Не раз во время купания Ника видела багровые шрамы на животе Ули и все удивлялась. При этом она живо воображала Нину Борисовну. И до случая с Улей часто приходилось слышать, как Нина Борисовна кому-то «вырезала слепую кишку», кому-то «сделала кесарево сечение». Но то были слова, не производившие особого впечатления. А тут… когда Ника своими глазами видела умиравшую Улю, а теперь видит ее живую, смеющуюся, работающую — это потрясало… Нина Борисовна стала для нее примером во всем. Мечтая стать такой же, Ника стала подражать Нине Борисовне в прическе, в походке, в манере держать себя с людьми и воображала себя на ее месте.

…Через три дня Ника снова пришла к председателю, положила перед ним книгу.

— Прочитала.

— Очень хорошо.
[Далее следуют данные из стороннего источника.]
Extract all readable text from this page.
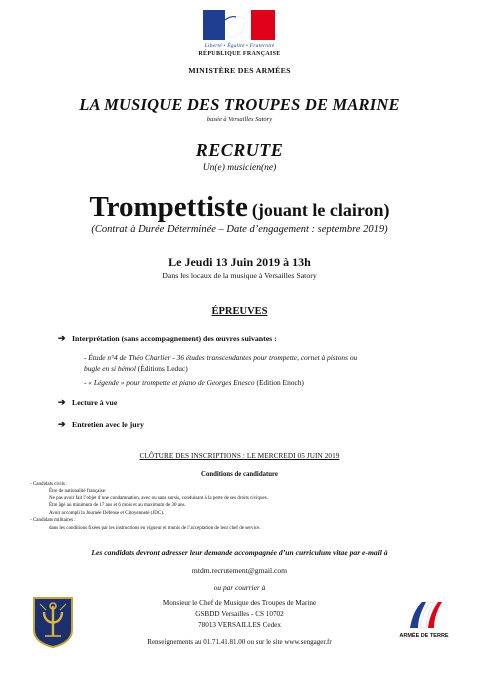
Liberté • Égalité • Fraternité
RÉPUBLIQUE FRANÇAISE
MINISTÈRE DES ARMÉES
LA MUSIQUE DES TROUPES DE MARINE
basée à Versailles Satory
RECRUTE
Un(e) musicien(ne)
Trompettiste (jouant le clairon)
(Contrat à Durée Déterminée – Date d’engagement : septembre 2019)
Le Jeudi 13 Juin 2019 à 13h
Dans les locaux de la musique à Versailles Satory
ÉPREUVES
➔ Interprétation (sans accompagnement) des œuvres suivantes :
- Étude n°4 de Théo Charlier - 36 études transcendantes pour trompette, cornet à pistons ou
bugle en si bémol (Éditions Leduc)
- « Légende » pour trompette et piano de Georges Enesco (Edition Enoch)
➔ Lecture à vue
➔ Entretien avec le jury
CLÔTURE DES INSCRIPTIONS : LE MERCREDI 05 JUIN 2019
Conditions de candidature
- Candidats civils :
Être de nationalité française.
Ne pas avoir fait l’objet d’une condamnation, avec ou sans sursis, conduisant à la perte de ses droits civiques.
Être âgé au minimum de 17 ans et 6 mois et au maximum de 30 ans.
Avoir accompli la Journée Défense et Citoyenneté (JDC).
- Candidats militaires :
dans les conditions fixées par les instructions en vigueur et munis de l’acceptation de leur chef de service.
Les candidats devront adresser leur demande accompagnée d’un curriculum vitae par e-mail à
mtdm.recrutement@gmail.com
ou par courrier à
Monsieur le Chef de Musique des Troupes de Marine
GSBDD Versailles - CS 10702
78013 VERSAILLES Cedex
Renseignements au 01.71.41.81.00 ou sur le site www.sengager.fr
ARMÉE DE TERRE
Все понятно?

— Как будто бы…

— Теперь попрошу вас помочь мне. Я человек здесь новый, даже с хозяйством как следует еще не ознакомился… Не можете ли вы побывать на ферме, обследовать ее и потом доложить мне?

— Я никогда этим не занималась.

— Не боги горшки обжигают. Садитесь-ка поближе к столу, я вам расскажу, что и как надо сделать…

На другой день Ника пошла на свиноферму. Было тихое серое утро. Наезженная дорога со следами от тракторных гусениц матовой лентой спускалась в низинку, за которой на взлобке косогора стояли беленные известью строения фермы. С поля доносился ровный гул моторов: трактористы допахивали зябь.

Шла она не спеша, будто прогуливалась на досуге. Думала о предстоящем деле. Ее удивило, что Венков не сказал ей ни одного резкого слова, говорил с ней доверительно, мягко, и даже напутственного тона не было в его словах. Как это непохоже на прежнего председателя, кричавшего во все горло: «Я заставлю тебя работать!»

Ника улыбалась, вспоминая Венкова, и казалась самой себе лучше, чем о ней думали на селе.

Вспомнилось, как в минувшие дни, когда нехотя листала книгу по свиноводству, сколько раз подходила к ней мать, сложив на животе усталые, в черных трещинках руки, тихо говорила: «Шла бы ты лучше на ферму работать, а не обследовать». Нику это бесило. «Этого еще мне не хватало!» Мать вздыхала, качала головой: «Как ты жить будешь?» — «Сумею…» Знала, что не следует грубить матери, но хотелось побравировать. Потом, жалея мать, чуть было не сказала, что все это баловство и шутки, но не успела: в сенях послышались шаги отца, и она уткнулась в книгу. С отцом не смела так говорить, как с матерью. Недавно отец сказал ей: «Ладно! Зиму потерплю твое безделье. Но если не сдашь в институт и не пойдешь работать, — убирайся на все четыре стороны!» С тех пор он стал малоразговорчивым, и Ника боялась его…

Только на минуту взгрустнула она, вспомнив про отца, про обиду, нанесенную матери. Но эту грусть вытеснила заманчивая мысль о том, как она будет докладывать Венкову о ферме. Она уж постарается не ударить в грязь лицом.

И на нее нашло то настроение беззаботности, когда все бывает мило.